Avant de continuer, permettez-moi, Madame, de vous souhaiter un joyeux anniversaire !!! Il se trouve que Michelle Perrot a fêté hier ses 90 ans !

Indépendamment de cet heureux événement, il convient de souligner que l'auteure est une historienne à réputation des plus solides : professeure éméritée d'histoire à l'université de Paris-Diderot et auteure d'une impressionnante série d'ouvrages historiques et littéraires. Dans sa volumineuse production d'écrits, la grande constante est son souci pour les conditions de travail et de vie des simples ouvriers, et comme féministe, surtout celles des ouvrières au siècle dernier.

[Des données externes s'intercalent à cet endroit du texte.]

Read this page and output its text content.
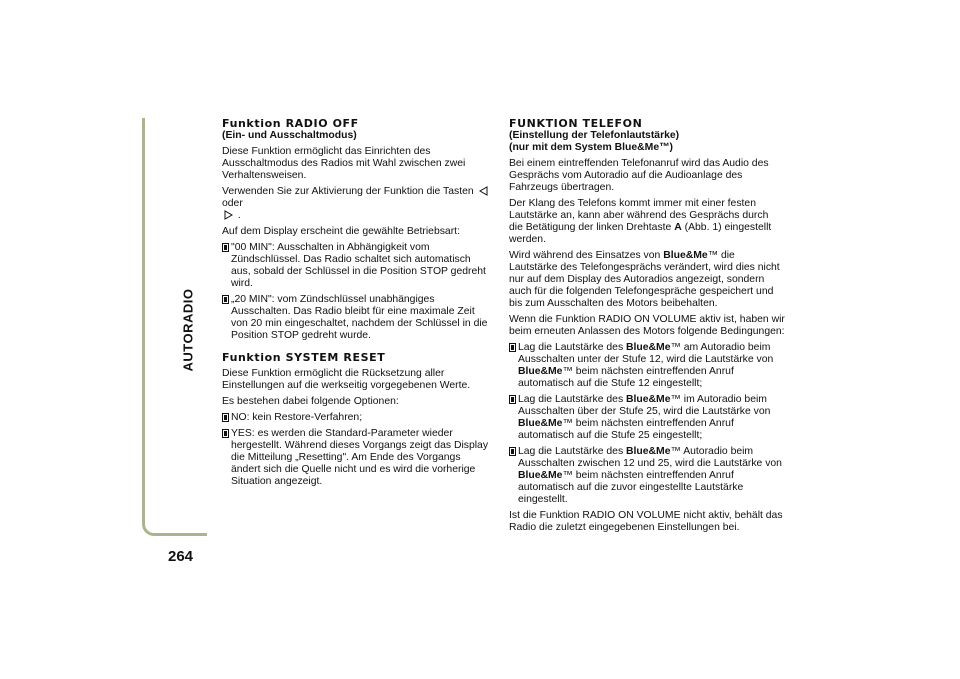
AUTORADIO
264
Funktion RADIO OFF
(Ein- und Ausschaltmodus)

Diese Funktion ermöglicht das Einrichten des Ausschaltmodus des Radios mit Wahl zwischen zwei Verhaltensweisen.

Verwenden Sie zur Aktivierung der Funktion die Tasten  oder
.

Auf dem Display erscheint die gewählte Betriebsart:

"00 MIN": Ausschalten in Abhängigkeit vom Zündschlüssel. Das Radio schaltet sich automatisch aus, sobald der Schlüssel in die Position STOP gedreht wird.
„20 MIN": vom Zündschlüssel unabhängiges Ausschalten. Das Radio bleibt für eine maximale Zeit von 20 min eingeschaltet, nachdem der Schlüssel in die Position STOP gedreht wurde.
Funktion SYSTEM RESET

Diese Funktion ermöglicht die Rücksetzung aller Einstellungen auf die werkseitig vorgegebenen Werte.

Es bestehen dabei folgende Optionen:

NO: kein Restore-Verfahren;
YES: es werden die Standard-Parameter wieder hergestellt. Während dieses Vorgangs zeigt das Display die Mitteilung „Resetting". Am Ende des Vorgangs ändert sich die Quelle nicht und es wird die vorherige Situation angezeigt.
FUNKTION TELEFON
(Einstellung der Telefonlautstärke)
(nur mit dem System Blue&Me™)

Bei einem eintreffenden Telefonanruf wird das Audio des Gesprächs vom Autoradio auf die Audioanlage des Fahrzeugs übertragen.

Der Klang des Telefons kommt immer mit einer festen Lautstärke an, kann aber während des Gesprächs durch die Betätigung der linken Drehtaste A (Abb. 1) eingestellt werden.

Wird während des Einsatzes von Blue&Me™ die Lautstärke des Telefongesprächs verändert, wird dies nicht nur auf dem Display des Autoradios angezeigt, sondern auch für die folgenden Telefongespräche gespeichert und bis zum Ausschalten des Motors beibehalten.

Wenn die Funktion RADIO ON VOLUME aktiv ist, haben wir beim erneuten Anlassen des Motors folgende Bedingungen:

Lag die Lautstärke des Blue&Me™ am Autoradio beim Ausschalten unter der Stufe 12, wird die Lautstärke von Blue&Me™ beim nächsten eintreffenden Anruf automatisch auf die Stufe 12 eingestellt;
Lag die Lautstärke des Blue&Me™ im Autoradio beim Ausschalten über der Stufe 25, wird die Lautstärke von Blue&Me™ beim nächsten eintreffenden Anruf automatisch auf die Stufe 25 eingestellt;
Lag die Lautstärke des Blue&Me™ Autoradio beim Ausschalten zwischen 12 und 25, wird die Lautstärke von Blue&Me™ beim nächsten eintreffenden Anruf automatisch auf die zuvor eingestellte Lautstärke eingestellt.

Ist die Funktion RADIO ON VOLUME nicht aktiv, behält das Radio die zuletzt eingegebenen Einstellungen bei.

C'est dans cette logique que s'inscrit son "Mélancolie ouvrière", dans lequel elle cherche à tout savoir sur la vie et l'oeuvre de Lucie Baud, afin de répondre à la question : est-ce qu'une ouvrière méconnue peut être considérée comme une héroïne ?

Lucie Baud, née Martin à Saint-Pierre-de-Mésage près de Grenoble en 1870, est devenue - tout comme sa mère - à 12 ans, ouvrière dans une usine de soie. À 21 ans elle épousa le garde-champêtre, Pierre Baud de 20 ans son aîné, avec qui elle a eu 3 enfants : Alexandrine en 1892, Pierre Auguste en 1897 et Marguerite en 1900. Écoeurée par les conditions lamentables de travail des ouvrières dans les usines de soie, elle organise des manifestations et grèves. En 1902, après la mort de son garde-champêtre, elle fonda le "Syndicat des ouvriers et ouvrières en soierie du canton de Vizille" et est, à ce titre, invitée au 6ème Congrès national ouvrier de l'industrie textile, en 1904, à Reims. Ce sera l'unique voyage de sa vie et le comble, en tant que femme, on n'accorde même pas la parole à ce "météore du mouvement ouvrier" lors de ce congrès !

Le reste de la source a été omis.